Angiotensin‐converting enzyme (ACE) and ACE2 and the AT₁ and AT₂ receptors are pivotal points of regulation in the renin–angiotensin system. ACE and ACE2 are key enzymes in the formation and degradation of angiotensin II (Ang II) and angiotensin‐(1–7)(Ang‐(1–7)). Ang II acts at either the AT₁ or the AT₂ receptor to mediate opposing actions of vasoconstriction or vasodilatation respectively. While it is known that oestrogen acts to downregulate ACE and the AT₁ receptor, its regulation of ACE2 and the AT₂ receptor and the involvement of a specific oestrogen receptor subtype are unknown. To investigate the role of oestrogen receptor‐α (ERα) in the regulation by oestrogen of ACE/ACE2 and AT₁/AT₂ mRNAs in lung and kidney, ovariectomized female mice lacking apolipoprotein E (ee) with the ERα (AAee) or without the ERα (ααee) were treated with 17β‐oestradiol (6 μg day⁻¹) or placebo for 3 months.

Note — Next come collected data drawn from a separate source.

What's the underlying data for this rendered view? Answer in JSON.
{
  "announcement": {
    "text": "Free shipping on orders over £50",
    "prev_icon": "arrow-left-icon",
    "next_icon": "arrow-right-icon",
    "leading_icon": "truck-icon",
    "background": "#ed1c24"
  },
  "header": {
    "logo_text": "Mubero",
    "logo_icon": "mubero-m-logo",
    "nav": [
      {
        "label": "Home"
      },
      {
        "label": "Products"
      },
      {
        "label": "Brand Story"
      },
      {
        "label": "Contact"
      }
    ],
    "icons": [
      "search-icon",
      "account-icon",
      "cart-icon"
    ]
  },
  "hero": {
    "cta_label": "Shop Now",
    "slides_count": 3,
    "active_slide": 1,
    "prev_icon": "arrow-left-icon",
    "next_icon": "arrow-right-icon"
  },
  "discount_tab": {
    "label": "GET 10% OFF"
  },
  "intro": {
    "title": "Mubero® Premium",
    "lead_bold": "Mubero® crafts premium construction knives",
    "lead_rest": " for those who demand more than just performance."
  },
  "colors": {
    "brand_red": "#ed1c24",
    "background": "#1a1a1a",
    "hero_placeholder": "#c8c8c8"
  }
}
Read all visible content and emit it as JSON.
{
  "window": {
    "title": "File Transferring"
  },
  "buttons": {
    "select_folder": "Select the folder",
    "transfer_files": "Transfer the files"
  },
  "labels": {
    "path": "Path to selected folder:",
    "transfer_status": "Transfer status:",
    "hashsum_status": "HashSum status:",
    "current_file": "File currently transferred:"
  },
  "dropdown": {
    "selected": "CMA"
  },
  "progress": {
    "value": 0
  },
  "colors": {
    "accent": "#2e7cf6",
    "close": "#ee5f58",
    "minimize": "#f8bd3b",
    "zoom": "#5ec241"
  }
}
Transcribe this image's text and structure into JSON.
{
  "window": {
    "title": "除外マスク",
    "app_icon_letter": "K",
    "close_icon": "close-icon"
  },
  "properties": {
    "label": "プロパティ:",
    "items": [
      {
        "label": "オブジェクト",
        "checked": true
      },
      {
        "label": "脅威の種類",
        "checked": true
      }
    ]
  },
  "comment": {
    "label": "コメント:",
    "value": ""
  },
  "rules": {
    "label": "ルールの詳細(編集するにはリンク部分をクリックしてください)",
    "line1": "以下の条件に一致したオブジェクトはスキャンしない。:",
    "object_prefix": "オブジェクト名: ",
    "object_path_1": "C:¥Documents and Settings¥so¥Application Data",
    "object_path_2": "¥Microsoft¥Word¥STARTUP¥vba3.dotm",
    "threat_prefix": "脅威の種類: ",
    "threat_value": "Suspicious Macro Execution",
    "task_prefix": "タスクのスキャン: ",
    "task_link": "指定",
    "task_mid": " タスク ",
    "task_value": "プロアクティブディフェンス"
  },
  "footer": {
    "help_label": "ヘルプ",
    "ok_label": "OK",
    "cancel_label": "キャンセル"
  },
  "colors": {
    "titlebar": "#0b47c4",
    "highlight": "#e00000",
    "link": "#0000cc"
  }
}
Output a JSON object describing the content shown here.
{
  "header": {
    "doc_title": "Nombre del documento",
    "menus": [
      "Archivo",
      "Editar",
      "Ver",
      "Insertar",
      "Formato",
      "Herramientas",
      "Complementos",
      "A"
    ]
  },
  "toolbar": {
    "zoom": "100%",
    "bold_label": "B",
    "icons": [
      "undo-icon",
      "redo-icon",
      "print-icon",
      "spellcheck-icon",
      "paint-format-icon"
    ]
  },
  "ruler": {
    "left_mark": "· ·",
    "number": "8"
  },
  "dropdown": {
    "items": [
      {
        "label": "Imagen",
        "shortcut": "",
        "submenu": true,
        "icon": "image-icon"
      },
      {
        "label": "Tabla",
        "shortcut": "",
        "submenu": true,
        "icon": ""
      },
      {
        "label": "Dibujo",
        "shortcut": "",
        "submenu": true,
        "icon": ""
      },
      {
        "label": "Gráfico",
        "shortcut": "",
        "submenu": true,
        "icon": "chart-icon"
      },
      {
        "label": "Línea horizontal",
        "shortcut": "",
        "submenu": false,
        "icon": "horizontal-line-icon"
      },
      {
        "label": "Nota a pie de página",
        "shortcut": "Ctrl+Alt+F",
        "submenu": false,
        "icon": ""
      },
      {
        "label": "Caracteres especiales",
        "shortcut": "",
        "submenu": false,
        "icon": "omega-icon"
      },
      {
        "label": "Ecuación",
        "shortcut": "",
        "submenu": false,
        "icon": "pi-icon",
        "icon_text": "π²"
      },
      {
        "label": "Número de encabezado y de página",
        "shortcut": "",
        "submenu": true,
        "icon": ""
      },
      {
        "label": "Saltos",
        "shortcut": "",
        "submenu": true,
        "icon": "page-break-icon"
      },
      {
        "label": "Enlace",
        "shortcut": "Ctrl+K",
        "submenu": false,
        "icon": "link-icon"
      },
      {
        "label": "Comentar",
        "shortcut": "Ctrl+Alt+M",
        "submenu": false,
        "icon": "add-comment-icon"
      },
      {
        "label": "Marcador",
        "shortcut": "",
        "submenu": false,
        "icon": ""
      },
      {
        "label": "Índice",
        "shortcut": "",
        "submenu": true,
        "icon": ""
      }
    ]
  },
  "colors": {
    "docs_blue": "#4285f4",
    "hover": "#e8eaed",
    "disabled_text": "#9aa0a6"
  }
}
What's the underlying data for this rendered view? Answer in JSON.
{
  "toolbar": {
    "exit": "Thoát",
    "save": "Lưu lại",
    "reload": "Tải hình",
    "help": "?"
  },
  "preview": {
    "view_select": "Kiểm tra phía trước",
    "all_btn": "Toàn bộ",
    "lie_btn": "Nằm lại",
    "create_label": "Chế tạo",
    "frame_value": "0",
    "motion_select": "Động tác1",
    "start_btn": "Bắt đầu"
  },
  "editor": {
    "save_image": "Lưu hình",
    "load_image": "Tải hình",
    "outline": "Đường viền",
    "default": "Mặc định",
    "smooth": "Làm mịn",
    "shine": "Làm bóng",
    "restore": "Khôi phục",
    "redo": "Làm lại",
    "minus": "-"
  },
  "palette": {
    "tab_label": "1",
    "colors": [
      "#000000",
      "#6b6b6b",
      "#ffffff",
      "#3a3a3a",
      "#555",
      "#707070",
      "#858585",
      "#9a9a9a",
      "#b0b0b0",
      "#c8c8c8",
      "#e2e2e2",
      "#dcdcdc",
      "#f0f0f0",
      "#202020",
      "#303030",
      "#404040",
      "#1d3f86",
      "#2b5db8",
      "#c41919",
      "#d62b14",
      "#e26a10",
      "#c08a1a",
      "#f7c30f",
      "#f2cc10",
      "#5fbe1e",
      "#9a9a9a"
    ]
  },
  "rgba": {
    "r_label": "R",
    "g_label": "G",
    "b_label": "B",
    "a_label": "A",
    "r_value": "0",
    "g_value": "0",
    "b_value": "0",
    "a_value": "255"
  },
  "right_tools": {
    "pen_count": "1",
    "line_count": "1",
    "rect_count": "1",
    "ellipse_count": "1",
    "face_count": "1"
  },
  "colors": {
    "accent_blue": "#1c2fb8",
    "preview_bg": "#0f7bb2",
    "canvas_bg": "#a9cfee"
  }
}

ACE, ACE2, AT₁ receptor and AT₂ receptor mRNAs were measured using reverse transcriptase, real‐time polymerase chain reaction. In the kidney, 17β‐oestradiol showed 1.7‐fold downregulation of ACE mRNA in AAee mice, with 2.1‐fold upregulation of ACE mRNA in ααee mice. 17β‐Oestradiol showed 1.5‐ and 1.8‐fold downregulation of ACE2 and AT₁ receptor mRNA in AAee mice; this regulation was lost in ααee mice. 17β‐Oestradiol showed marked (81‐fold) upregulation of the AT₂ receptor mRNA in AAee mice. In the lung, 17β‐oestradiol treatment had no effect on AT₁ receptor mRNA in AAee mice, but resulted in a 1.5‐fold decreased regulation of AT₁ mRNA in ααee mice. There was no significant interaction of oestrogen with ERα in the lung for ACE, ACE2 and AT₂ receptor genes. These studies reveal tissue‐specific regulation by 17β‐oestradiol of ACE/ACE2 and AT₁/AT₂ receptor genes, with the ERα receptor being primarily responsible for the regulation of kidney ACE2, AT₁ receptor and AT₂ receptor genes.